One of the most obvious legacies our modern world holds from its pre-Christian “pagan” past are the visual arts. There wouldn’t have been a Renaissance without the art and writings of the Classical world, and the pagan-humanist hybrid that began there has been an integral part of the fine arts ever since. Pagan symbolism is such an ingrained part of art’s language, that it can become unconscious, at least until it becomes politicized. However, a growing trend within the world of fine art is making the connections between art, Paganism, and the occult, explicit. I recently mentioned the “Sigils and Signs” show in Brooklyn, the Manhattanhenge ritual performance art piece, and the “Collective Tarot” project, but that’s just the tip of the iceberg. For example, the photographer Katarzyna Majak recently opened a show at the Porter Contemporary gallery in New York entitled “Women of Power,” a body of work that “explores the power of women as she searches for female wisdom and plurality of spiritual paths hidden within monoreligious Polish society.”

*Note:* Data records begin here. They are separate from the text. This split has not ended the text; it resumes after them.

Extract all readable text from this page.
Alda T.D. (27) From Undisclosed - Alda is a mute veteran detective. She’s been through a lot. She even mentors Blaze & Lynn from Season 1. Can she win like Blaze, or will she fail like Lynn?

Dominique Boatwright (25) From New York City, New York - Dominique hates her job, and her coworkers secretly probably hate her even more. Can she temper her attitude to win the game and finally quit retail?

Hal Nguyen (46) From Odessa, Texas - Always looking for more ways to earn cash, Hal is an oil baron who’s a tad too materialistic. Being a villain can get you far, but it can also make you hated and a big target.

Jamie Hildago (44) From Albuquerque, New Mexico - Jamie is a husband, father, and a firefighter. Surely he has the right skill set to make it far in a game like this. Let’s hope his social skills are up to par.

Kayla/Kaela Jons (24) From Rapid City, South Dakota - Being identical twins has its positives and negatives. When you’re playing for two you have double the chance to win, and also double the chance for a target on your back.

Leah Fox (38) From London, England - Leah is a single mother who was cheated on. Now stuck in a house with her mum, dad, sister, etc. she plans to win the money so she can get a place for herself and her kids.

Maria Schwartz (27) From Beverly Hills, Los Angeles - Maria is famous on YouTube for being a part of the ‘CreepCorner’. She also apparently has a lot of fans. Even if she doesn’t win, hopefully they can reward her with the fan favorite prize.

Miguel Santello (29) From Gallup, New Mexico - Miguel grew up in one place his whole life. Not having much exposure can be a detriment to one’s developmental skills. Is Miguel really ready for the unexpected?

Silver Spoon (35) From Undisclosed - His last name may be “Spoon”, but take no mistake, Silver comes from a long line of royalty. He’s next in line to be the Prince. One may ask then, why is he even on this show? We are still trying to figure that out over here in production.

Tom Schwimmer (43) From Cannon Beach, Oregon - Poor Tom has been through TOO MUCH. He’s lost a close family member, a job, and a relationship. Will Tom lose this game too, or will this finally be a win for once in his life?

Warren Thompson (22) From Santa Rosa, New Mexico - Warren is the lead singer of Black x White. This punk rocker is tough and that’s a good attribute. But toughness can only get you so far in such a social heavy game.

“The women of wisdom, healers, enchanters, visionaries and spiritual leaders depicted in Majak’s vibrant photographs often facing discrimination, have taken great risk in being photographed. This is the first time many of them owned their power publicly. Majak’s journey with the Women of Power began when one of them accompanied her in a ritual to say ‘good-bye’ to her wedding dress, and the journey continued from woman to woman as the artist became fascinated with their alternative wisdoms on female power.”
Another New York space, the Jonathan LeVine Gallery, recently wrapped up a solo exhibition by Nicola Verlato, who tells the Huffington Post that his work illustrates a conflict between monotheism and polytheism.
“Polytheism survives in the western world through pop culture, and in several countries like India, which are becoming more prominent in the modern world, and are largely polytheistic. In our overwhelmingly monotheistic culture this task has been relegated to the field of entertainment; pop culture has now essentially taken on the task of creating the mythologies of our time. There are several artists today who are, more or less, consciously working on mythologies, as painters and sculptors. They work mostly out of Los Angeles, and are usually listed under the definition of Pop surrealists. I think our work may possibly be considered a contribution towards a cultural shift.”
“The exhibition looks at the figures of the disorder, entered the pantheon of our beliefs and cultures, Dionysus Seth Typhon, and technicians, shamans and other intercessors here called “masters of disorder”, responsible for negotiations with the forces of chaos. In this constant compromise between turbulence and reason, rituals are the preferred mode of negotiation with the powers that govern human societies. Along with these sacred rituals, feasts, revelry, carnivals or festivals of fools seem to be the other way, profane, allowing the unleashing of transgressive impulses.”
It’s a provocative concept, one that places the idea of chaotic external forces, and the need for ritualized interactions with them, into the here-and-now, instead of in a fossilized past. It also places the modern artist into a pantheon of magic-workers and ritualists.
As I said earlier, these examples are simply a sampling of a phenomenon that is far larger, other examples are easy to come by, and there are new ones emerging on a regular basis. They collectively portray a process of re-enchantment, a new direction and purpose after what some called “the end of art” during the height of post-modern conceptualism. A new emphasis on the roles artists can play in our society, and the importance of art in exploring the liminal in our lives. It is a process that I think our community should be more actively engaged in. While we have been admirably embracing the poetic arts, plays and theater, crafts, and functional art, I think we could be doing more, collectively, to support the fine arts: painting, sculpture, photography, installation, in our community. Not simply because it would benefit Pagan visual artists, but because it would also help us connect with our own roots in the use of art as a means of magic and communication.